Unemployment projections aren’t the sort of math his agency ever did before. But Kaegi says he decided he needed to do something when it became clear within weeks of the March 2020 state-ordered shutdown in response to the pandemic that home values in Chicago and the suburbs were falling.
So that spring Kaegi had his staff recalculate the values placed by his agency on all 1.5 million homes in Cook County, cutting each of those assessments by a median of 10%.
That didn’t mean everyone would end up paying less in taxes. Government taxing bodies still needed the same money to operate. So the amount of property taxes collected countywide wouldn’t change.
But Kaegi’s move affected every tax bill, resulting in lower tax bills for some homeowners, higher ones for others — and higher tax bills for most commercial buildings even though businesses were hard-hit by the pandemic, too.
Kaegi says that’s because commercial properties hadn’t been paying enough property taxes — which fund schools, police and other government services — because they’d been under-assessed by predecessors holding his office.
The idea that small business owners aren’t paying enough in property taxes is absolutely laughable.
Four months after near-death COVID-19 battle, newlywed returns home to Dixon (Shaw Media)
When Rochelle native Carlie Hamburg, 21, got married in September, she didn’t realize weeks later she’d be fighting for her life against COVID-19 at Northwestern Medicine Kishwaukee Hospital in DeKalb.
Carlie, who is unvaccinated, said she believes she contracted the virus from a concert she went to in September.

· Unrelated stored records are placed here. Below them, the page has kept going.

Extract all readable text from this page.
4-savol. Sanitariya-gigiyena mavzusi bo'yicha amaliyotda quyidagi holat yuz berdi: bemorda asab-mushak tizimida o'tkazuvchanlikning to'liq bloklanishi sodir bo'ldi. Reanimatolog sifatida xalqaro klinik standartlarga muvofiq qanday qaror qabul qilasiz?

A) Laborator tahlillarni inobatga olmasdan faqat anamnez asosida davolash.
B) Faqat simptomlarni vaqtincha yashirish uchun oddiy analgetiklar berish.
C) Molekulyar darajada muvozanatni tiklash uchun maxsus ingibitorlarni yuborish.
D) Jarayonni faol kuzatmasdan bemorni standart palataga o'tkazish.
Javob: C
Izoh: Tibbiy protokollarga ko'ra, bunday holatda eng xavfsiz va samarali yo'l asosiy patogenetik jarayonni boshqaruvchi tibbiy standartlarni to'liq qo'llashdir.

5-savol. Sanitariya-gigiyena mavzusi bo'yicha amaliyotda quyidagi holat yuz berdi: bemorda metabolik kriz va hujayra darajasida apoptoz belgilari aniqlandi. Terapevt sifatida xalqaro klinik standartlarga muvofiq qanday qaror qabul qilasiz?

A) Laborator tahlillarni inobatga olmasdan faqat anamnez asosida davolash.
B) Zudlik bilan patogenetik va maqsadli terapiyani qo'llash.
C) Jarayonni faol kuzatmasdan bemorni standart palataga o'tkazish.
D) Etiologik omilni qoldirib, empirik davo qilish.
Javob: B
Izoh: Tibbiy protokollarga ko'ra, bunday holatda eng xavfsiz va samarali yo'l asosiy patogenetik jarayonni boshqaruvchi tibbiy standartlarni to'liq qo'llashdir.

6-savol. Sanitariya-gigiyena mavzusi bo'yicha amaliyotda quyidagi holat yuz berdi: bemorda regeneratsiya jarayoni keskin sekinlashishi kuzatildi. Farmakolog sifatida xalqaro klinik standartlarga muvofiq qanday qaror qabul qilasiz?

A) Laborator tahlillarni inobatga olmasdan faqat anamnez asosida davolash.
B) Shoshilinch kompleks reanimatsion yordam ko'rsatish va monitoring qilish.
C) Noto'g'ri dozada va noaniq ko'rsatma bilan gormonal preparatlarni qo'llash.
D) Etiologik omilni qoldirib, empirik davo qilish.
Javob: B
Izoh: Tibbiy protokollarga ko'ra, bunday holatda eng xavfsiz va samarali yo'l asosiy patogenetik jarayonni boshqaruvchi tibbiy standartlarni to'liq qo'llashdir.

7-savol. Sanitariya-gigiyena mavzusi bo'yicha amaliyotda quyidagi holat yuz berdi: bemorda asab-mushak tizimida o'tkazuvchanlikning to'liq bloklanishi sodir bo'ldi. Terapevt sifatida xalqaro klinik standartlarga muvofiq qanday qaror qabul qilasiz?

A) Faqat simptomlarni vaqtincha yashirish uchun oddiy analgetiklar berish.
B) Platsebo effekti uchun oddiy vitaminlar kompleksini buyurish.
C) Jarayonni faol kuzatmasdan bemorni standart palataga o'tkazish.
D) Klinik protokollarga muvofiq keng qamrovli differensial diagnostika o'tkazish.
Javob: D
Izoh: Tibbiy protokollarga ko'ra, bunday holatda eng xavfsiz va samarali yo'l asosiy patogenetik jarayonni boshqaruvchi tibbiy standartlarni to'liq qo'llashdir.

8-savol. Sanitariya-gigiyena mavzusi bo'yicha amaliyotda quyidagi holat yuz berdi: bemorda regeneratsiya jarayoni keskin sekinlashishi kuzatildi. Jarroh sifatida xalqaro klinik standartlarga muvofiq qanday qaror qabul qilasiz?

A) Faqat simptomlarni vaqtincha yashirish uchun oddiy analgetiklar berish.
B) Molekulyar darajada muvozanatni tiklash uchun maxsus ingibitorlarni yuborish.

“I hope somebody somewhere listens,” Hamburg said Thursday from Marionjoy Rehabilitation Hospital in Wheaton, where she spent her last night eagerly awaiting her homecoming.
Her ordeal lasted nearly four months among three hospitals. She was placed on a ventilator and a heart and lungs bypass machine. On Friday, accompanied by her 23-year-old husband Brandon, Carlie returned to their home in Dixon, 121 days after she was hospitalized. They took their first newlywed photo since the wedding with their dog, Bella.
“I’m not going to lie, I was one of those people that was like, ‘COVID’s political. It’s not that bad. It’s nothing. I’m not getting vaccinated. I won’t be a sheep,’” Hamburg said in recollection.
“I think, unfortunately, it’s something you have to go through to realize — which sucks,” Hamburg said. “But even some of our closer friends that have gotten it are still like, ‘I’m not getting vaccinated.’ I’m like, ‘You were so sick, complaining; why wouldn’t you?”
You can absolutely argue some people are overdoing their reactions to the ongoing pandemic, but there’s no way you can honestly argue that the vaccine isn’t keeping people alive. I’ve said 100 times by now that I’d rather have flu-like symptoms for a few days with a breakthrough case than winding up on a ventilator in the hospital.